What you knew about your audience last week gets less relevant by the day, and the only way to keep up with its ever-evolving persona is through the use of machine learning, since computer analysis of big data consistently reveals patterns that human eyes can’t spot. Such patterns are catalysts for the creation of engaging topics.

Identifying top-trending topics

Neither Google, with Trends, nor Bing, with its Keyword Research tool, are shy about sharing how subjects and their associated keywords perform, allowing content creators to test topics and variations prior to publication.

If writing about personal transport, you can see whether car performs better than automobile. Likewise, whether camper is more popular than campervan. With answers to questions like these, you can optimize your content prior to publication and even, in many cases, as early as the point of ideation. By doing so you tackle two jobs simultaneously: content creation and content marketing. You’re producing material that you know will engage the reader while guaranteeing the highest possible return on the effort – and money – invested in its creation.

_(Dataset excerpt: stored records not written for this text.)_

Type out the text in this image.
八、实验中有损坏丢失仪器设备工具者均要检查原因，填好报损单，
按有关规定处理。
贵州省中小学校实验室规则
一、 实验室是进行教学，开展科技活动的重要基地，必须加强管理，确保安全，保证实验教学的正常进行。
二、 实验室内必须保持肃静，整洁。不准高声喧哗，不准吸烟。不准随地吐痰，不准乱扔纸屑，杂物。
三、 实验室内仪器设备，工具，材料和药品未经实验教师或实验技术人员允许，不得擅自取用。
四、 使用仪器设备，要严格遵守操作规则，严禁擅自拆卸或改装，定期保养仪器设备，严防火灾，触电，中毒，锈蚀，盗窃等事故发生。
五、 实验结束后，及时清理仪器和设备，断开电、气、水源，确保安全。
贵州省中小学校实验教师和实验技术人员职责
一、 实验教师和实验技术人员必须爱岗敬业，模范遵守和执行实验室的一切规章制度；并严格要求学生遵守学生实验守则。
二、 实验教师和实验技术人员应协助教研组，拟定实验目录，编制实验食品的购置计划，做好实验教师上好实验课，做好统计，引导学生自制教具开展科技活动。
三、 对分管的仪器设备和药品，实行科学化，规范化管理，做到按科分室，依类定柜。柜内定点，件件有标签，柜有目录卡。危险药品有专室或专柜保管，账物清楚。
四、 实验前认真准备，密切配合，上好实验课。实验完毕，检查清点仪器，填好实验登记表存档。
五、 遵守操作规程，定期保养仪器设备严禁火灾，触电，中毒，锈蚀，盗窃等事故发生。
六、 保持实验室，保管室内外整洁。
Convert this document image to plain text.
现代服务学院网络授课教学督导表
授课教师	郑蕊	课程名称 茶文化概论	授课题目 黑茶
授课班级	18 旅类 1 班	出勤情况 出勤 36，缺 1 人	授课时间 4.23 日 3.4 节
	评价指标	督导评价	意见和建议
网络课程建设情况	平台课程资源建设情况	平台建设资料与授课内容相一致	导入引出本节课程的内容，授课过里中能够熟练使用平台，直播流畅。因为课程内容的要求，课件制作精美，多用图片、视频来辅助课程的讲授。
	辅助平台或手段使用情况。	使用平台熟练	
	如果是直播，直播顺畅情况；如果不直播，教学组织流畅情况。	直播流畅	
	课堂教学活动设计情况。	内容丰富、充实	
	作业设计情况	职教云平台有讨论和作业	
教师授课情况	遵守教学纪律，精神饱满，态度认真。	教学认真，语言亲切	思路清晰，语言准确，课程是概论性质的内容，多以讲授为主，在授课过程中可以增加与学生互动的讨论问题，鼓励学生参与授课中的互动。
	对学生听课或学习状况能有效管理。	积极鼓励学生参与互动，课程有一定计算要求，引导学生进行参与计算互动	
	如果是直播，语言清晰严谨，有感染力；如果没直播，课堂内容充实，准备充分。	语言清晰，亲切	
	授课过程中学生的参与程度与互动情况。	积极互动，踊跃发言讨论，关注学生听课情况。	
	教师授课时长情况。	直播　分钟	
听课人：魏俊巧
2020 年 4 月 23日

All of this comes with a caveat, that you don’t sacrifice relevance to trends. While the world may be obsessing about the latest reality TV results or royal wedding, such topics could be entirely outside the interests of your audience. True, crow-baring them into a subject line or ad will almost certainly grow your audience, because you’re following the crowd.

Yet, that audience may be worth very little to your brand. A handful of qualified responses is far more valuable than a tsunami of irrelevant inquiries that risk cheapening and diluting what you stand for.

By all means, look for and follow trends, but never sacrifice ‘message’ in the pursuit of popularity.